John C. Adelmann

NAME:
John Charles Adelmann
NICKNAME:
SERVICE NUMBER:
807768
HOME OF RECORD:
Norwood, MA
NEXT OF KIN:
Mother, Mrs. Helen Adelmann
DATE OF BIRTH:
1/24/1923
SERVICE DATES:
1/25/1943 – 1945
DATE OF DEATH:
2/10/2000
CAMPAIGN UNIT MOS RATE RESULT
Roi-Namur A/1/24 745 PFC
Saipan A/1/24 746 PFC WIA
Tinian Hospital Hospital Hospital
Iwo Jima A/1/24 746 Corporal Hospitalized before landing
INDIVIDUAL DECORATIONS:
Purple Heart
LAST KNOWN RANK:
Corporal

John Adelmann was born in Massachusetts and raised in Norwood, where his father Frederick worked as the assistant post office manager. Little is known about his early life aside from his high school education; Adelmann was out of school by the time he enlisted in the Marine Corps – the day after his twentieth birthday. Somewhat fittingly, his first assignment after boot camp was to serve as a mail orderly at the Parris Island recruit depot.

After a brief stint as a messman at the Reserve Officer training facility at MCB Quantico, Private Adelmann received orders for the Fleet Marine Force and traveled across the country to sunny California. He arrived at the barracks of Company A, First Battalion, 24th Marines on September 8, 1943; following four more months of training, Adelmann was promoted to Private First Class and served as a rifleman during the battle of Namur.

In the spring of 1944, Adelmann re-qualified with the BAR; he landed on Saipan on June 15 and fought through the first difficult week of the battle. After his company walked into a Japanese ambush on June 22, Adelmann was carried from the field with puncture wounds in his right leg and shrapnel embedded in his left arm.
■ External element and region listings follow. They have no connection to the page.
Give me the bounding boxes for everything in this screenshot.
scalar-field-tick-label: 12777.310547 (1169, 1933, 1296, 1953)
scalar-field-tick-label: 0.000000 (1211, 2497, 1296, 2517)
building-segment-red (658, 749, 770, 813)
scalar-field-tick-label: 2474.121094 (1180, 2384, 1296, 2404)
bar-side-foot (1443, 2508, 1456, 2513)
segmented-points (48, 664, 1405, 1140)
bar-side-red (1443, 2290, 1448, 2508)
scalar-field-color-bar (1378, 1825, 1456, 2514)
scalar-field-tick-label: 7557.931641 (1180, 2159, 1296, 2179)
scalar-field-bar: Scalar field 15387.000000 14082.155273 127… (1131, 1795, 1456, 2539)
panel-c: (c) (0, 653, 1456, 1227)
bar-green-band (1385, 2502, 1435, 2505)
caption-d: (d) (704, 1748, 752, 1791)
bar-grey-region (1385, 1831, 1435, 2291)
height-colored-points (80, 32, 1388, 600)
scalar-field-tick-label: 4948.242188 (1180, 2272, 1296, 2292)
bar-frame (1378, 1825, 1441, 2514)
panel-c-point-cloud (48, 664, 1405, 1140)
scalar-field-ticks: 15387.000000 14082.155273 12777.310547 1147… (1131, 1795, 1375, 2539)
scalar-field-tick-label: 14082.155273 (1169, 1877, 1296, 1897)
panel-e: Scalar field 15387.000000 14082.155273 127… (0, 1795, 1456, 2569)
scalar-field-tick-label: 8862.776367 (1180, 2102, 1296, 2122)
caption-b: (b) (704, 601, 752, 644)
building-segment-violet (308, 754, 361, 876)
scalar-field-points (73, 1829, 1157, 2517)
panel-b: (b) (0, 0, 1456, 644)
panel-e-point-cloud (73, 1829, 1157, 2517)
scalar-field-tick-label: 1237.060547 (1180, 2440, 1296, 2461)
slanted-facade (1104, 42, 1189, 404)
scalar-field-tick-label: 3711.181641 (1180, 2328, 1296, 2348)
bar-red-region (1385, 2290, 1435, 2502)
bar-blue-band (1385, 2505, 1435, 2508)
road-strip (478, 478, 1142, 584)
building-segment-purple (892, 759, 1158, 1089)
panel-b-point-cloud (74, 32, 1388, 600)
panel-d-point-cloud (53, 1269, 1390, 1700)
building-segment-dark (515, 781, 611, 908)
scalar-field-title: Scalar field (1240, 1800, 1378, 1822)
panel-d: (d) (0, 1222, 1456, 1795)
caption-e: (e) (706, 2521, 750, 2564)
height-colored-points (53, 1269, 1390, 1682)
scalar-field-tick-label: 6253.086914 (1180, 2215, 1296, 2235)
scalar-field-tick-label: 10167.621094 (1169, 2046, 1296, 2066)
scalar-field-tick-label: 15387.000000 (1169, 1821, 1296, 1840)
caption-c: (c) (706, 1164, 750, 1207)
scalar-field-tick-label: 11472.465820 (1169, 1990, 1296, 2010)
The USS Monrovia brought him back to Hawaii, where he was admitted to the Naval Hospital in Aiea Heights.

 

Adelmann reported back to Able Company in November, 1944 and was immediately swept up in the battalion’s frenetic training schedule. His veteran status earned him a place on the promotion list, and he became Corporal Adelmann on December 13. However, he would not get the chance to exercise his new authority in combat. When the USS Hendry stopped over at Eniwetok Atoll en route to the next objective, Adelmann was carried off the ship and into the base hospital. Some illness or injury had laid him low – and spared him from the bloodbath of Iwo Jima.

Following this second hospitalization, Adelmann returned to Maui; he was taken up on the company rolls again effective April 13, 1945. He would spend the summer training at Camp Maui, first with Company A and then with Battalion Headquarters, until the war ended.

After his discharge, Adelmann returned to Norwood, where he married Catherine Campbell. He died in 2000, and is buried in Highland Cemetery.